Far from some antiquarian event, the lunar program continues to play an important part in our nationalist narrative through our telling and retelling of the story. Newspapers in the United States are marking the 40th anniversary with articles and slideshows. Some of the better ones are:

NY Times:

On Hand for Space History, as Superpowers Spar

Readers’ Moon Memories

Mission to the Moon

Boston Globe:

Remembering Apollo 11

LA Times

40th Anniversary of Apollo 11

By contrast, newspapers in Germany, France, Switzerland, Italy, and Austria have devoted little or no space to the anniversary.

The Apollo 11 mission is just one of many (most?) scientific endeavors that have served our nationalist agenda.
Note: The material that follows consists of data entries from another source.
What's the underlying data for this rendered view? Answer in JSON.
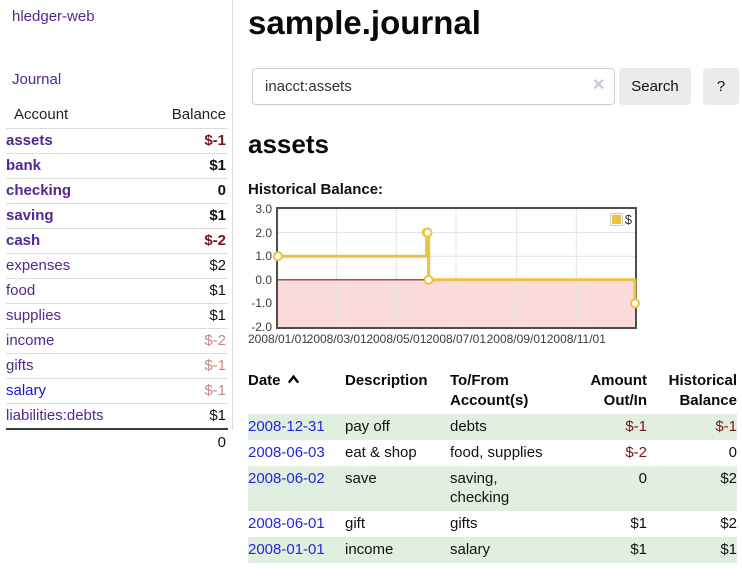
{
  "app": {
    "brand": "hledger-web"
  },
  "sidebar": {
    "journal_label": "Journal",
    "table": {
      "account_header": "Account",
      "balance_header": "Balance",
      "accounts": [
        {
          "name": "assets",
          "balance": "$-1"
        },
        {
          "name": "bank",
          "balance": "$1"
        },
        {
          "name": "checking",
          "balance": "0"
        },
        {
          "name": "saving",
          "balance": "$1"
        },
        {
          "name": "cash",
          "balance": "$-2"
        },
        {
          "name": "expenses",
          "balance": "$2"
        },
        {
          "name": "food",
          "balance": "$1"
        },
        {
          "name": "supplies",
          "balance": "$1"
        },
        {
          "name": "income",
          "balance": "$-2"
        },
        {
          "name": "gifts",
          "balance": "$-1"
        },
        {
          "name": "salary",
          "balance": "$-1"
        },
        {
          "name": "liabilities:debts",
          "balance": "$1"
        }
      ],
      "total": "0"
    }
  },
  "header": {
    "title": "sample.journal"
  },
  "search": {
    "query": "inacct:assets",
    "clear_icon": "✕",
    "search_label": "Search",
    "help_label": "?"
  },
  "register": {
    "heading": "assets",
    "chart_label": "Historical Balance:",
    "table": {
      "headers": {
        "date": "Date",
        "description": "Description",
        "account": "To/From Account(s)",
        "amount": "Amount Out/In",
        "balance": "Historical Balance"
      },
      "rows": [
        {
          "date": "2008-12-31",
          "description": "pay off",
          "accounts": "debts",
          "amount": "$-1",
          "balance": "$-1"
        },
        {
          "date": "2008-06-03",
          "description": "eat & shop",
          "accounts": "food, supplies",
          "amount": "$-2",
          "balance": "0"
        },
        {
          "date": "2008-06-02",
          "description": "save",
          "accounts": "saving, checking",
          "amount": "0",
          "balance": "$2"
        },
        {
          "date": "2008-06-01",
          "description": "gift",
          "accounts": "gifts",
          "amount": "$1",
          "balance": "$2"
        },
        {
          "date": "2008-01-01",
          "description": "income",
          "accounts": "salary",
          "amount": "$1",
          "balance": "$1"
        }
      ]
    }
  },
  "chart_data": {
    "type": "line",
    "style": "step",
    "title": "Historical Balance",
    "series": [
      {
        "name": "$",
        "color": "#EDC240",
        "points": [
          [
            "2008-01-01",
            1.0
          ],
          [
            "2008-06-01",
            2.0
          ],
          [
            "2008-06-02",
            2.0
          ],
          [
            "2008-06-03",
            0.0
          ],
          [
            "2008-12-31",
            -1.0
          ]
        ]
      }
    ],
    "x_range": [
      "2008-01-01",
      "2008-12-31"
    ],
    "x_tick_labels": [
      "2008/01/01",
      "2008/03/01",
      "2008/05/01",
      "2008/07/01",
      "2008/09/01",
      "2008/11/01"
    ],
    "y_ticks": [
      "3.0",
      "2.0",
      "1.0",
      "0.0",
      "-1.0",
      "-2.0"
    ],
    "ylim": [
      -2,
      3
    ],
    "legend": {
      "position": "top-right",
      "label": "$"
    },
    "grid": true,
    "gridline_color": "#e3e3e3",
    "zero_line_color": "#8b1a1a",
    "negative_region_color": "#fadada"
  },
  "colors": {
    "link_purple": "#52278f",
    "link_blue": "#1216d6",
    "date_link_blue": "#2126de",
    "negative_dark": "#7d1417",
    "negative_light": "#c98585",
    "row_green": "#e0efe0",
    "series_yellow": "#EDC240",
    "chart_negative_pink": "#fadada",
    "chart_zero_line": "#8b1a1a",
    "button_gray": "#ebebeb"
  }
}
Some scientific achievements have been more overtly nationalist, such as the development of the atomic bomb. Others, like Clyde Tombaugh’s discovery of Pluto, seem even less political than the Apollo missions but for some reason continue to tap into some collective myth of the United States. Careful analysis of these case studies will reinforce the argument that science is never merely about pushing back the boundaries of knowledge or solving intellectually challenging problems—the main reason scientists claim they chose to become scientists in the first place (see the Pew Charitable Trust’s recent findings here under “Why Science”); instead, science seems always to be political.